Everyone knows the feeling. Something cracks you open — a funeral, a close call, a Yom Kippur that actually worked — and you think: this time it’s different. This time it will stick.
And it doesn’t stick.
The Sages tell us that the maidservants at the Red Sea saw more than the prophet Yechezkail ever did. More light. More clarity. More God.
And then they went back to serving.
Rav Chayim Shmuelevitz asks the obvious question: how? How do you witness the greatest revelation in history and walk away unchanged?
His answer is devastating in its simplicity: because they didn’t do anything with it.
The nations heard. They trembled. For a moment, the world shook. And then the moment passed — and so did the trembling. A feeling without a foothold disappears. Always.
This is the entire project of mussar. Not to feel more. To become more. The goal isn’t the shiver — it’s what you build while you’re still shivering.

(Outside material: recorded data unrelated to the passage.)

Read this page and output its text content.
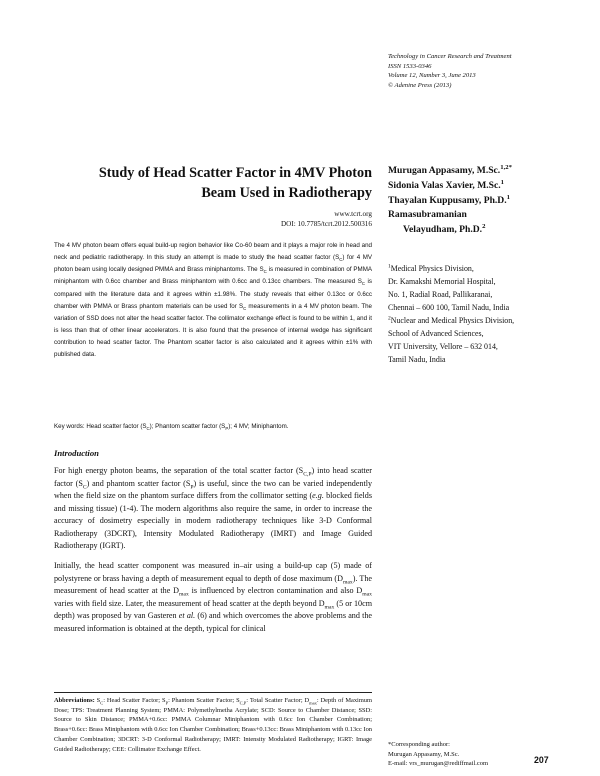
Technology in Cancer Research and Treatment
ISSN 1533-0346
Volume 12, Number 3, June 2013
© Adenine Press (2013)
Study of Head Scatter Factor in 4MV Photon
Beam Used in Radiotherapy
www.tcrt.org
DOI: 10.7785/tcrt.2012.500316
The 4 MV photon beam offers equal build-up region behavior like Co-60 beam and it plays a major role in head and neck and pediatric radiotherapy. In this study an attempt is made to study the head scatter factor $(S_C)$ for 4 MV photon beam using locally designed PMMA and Brass miniphantoms. The $S_C$ is measured in combination of PMMA miniphantom with 0.6cc chamber and Brass miniphantom with 0.6cc and 0.13cc chambers. The measured $S_C$ is compared with the literature data and it agrees within ±1.98%. The study reveals that either 0.13cc or 0.6cc chamber with PMMA or Brass phantom materials can be used for $S_C$ measurements in a 4 MV photon beam. The variation of SSD does not alter the head scatter factor. The collimator exchange effect is found to be within 1, and it is less than that of other linear accelerators. It is also found that the presence of internal wedge has significant contribution to head scatter factor. The Phantom scatter factor is also calculated and it agrees within ±1% with published data.
Key words: Head scatter factor $(S_C)$; Phantom scatter factor $(S_P)$; 4 MV; Miniphantom.
Introduction
For high energy photon beams, the separation of the total scatter factor $(S_{C,P})$ into head scatter factor $(S_C)$ and phantom scatter factor $(S_P)$ is useful, since the two can be varied independently when the field size on the phantom surface differs from the collimator setting (e.g. blocked fields and missing tissue) (1-4). The modern algorithms also require the same, in order to increase the accuracy of dosimetry especially in modern radiotherapy techniques like 3-D Conformal Radiotherapy (3DCRT), Intensity Modulated Radiotherapy (IMRT) and Image Guided Radiotherapy (IGRT).
Initially, the head scatter component was measured in–air using a build-up cap (5) made of polystyrene or brass having a depth of measurement equal to depth of dose maximum $(D_{max})$. The measurement of head scatter at the $D_{max}$ is influenced by electron contamination and also $D_{max}$ varies with field size. Later, the measurement of head scatter at the depth beyond $D_{max}$ (5 or 10cm depth) was proposed by van Gasteren et al. (6) and which overcomes the above problems and the measured information is obtained at the depth, typical for clinical
Murugan Appasamy, M.Sc.$^{1,2*}$
Sidonia Valas Xavier, M.Sc.$^1$
Thayalan Kuppusamy, Ph.D.$^1$
Ramasubramanian
Velayudham, Ph.D.$^2$
$^1$Medical Physics Division,
Dr. Kamakshi Memorial Hospital,
No. 1, Radial Road, Pallikaranai,
Chennai – 600 100, Tamil Nadu, India
$^2$Nuclear and Medical Physics Division,
School of Advanced Sciences,
VIT University, Vellore – 632 014,
Tamil Nadu, India
Abbreviations: $S_C$: Head Scatter Factor; $S_P$: Phantom Scatter Factor; $S_{C,P}$: Total Scatter Factor; $D_{max}$: Depth of Maximum Dose; TPS: Treatment Planning System; PMMA: Polymethylmetha Acrylate; SCD: Source to Chamber Distance; SSD: Source to Skin Distance; PMMA+0.6cc: PMMA Columnar Miniphantom with 0.6cc Ion Chamber Combination; Brass+0.6cc: Brass Miniphantom with 0.6cc Ion Chamber Combination; Brass+0.13cc: Brass Miniphantom with 0.13cc Ion Chamber Combination; 3DCRT: 3-D Conformal Radiotherapy; IMRT: Intensity Modulated Radiotherapy; IGRT: Image Guided Radiotherapy; CEE: Collimator Exchange Effect.
*Corresponding author:
Murugan Appasamy, M.Sc.
E-mail: vrs_murugan@rediffmail.com	207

The Chazon Ish, when asked how to reach elevated spiritual levels, gave an answer that sounds almost disappointing: keep the mitzvos. All the details. According to halacha. That is the elevation.
Not the peak experience. The daily practice.
When something cracks you open — a fast day, a loss, a moment of unexpected grace — you have a narrow window. The feeling is real. But feelings are not loyal. They leave.
So before they do: do something. Call someone. Make a commitment. Change one thing.
The maidservants saw God and stayed maidservants. We don’t have to.
Feelings visit. Habits live. Act before it expires.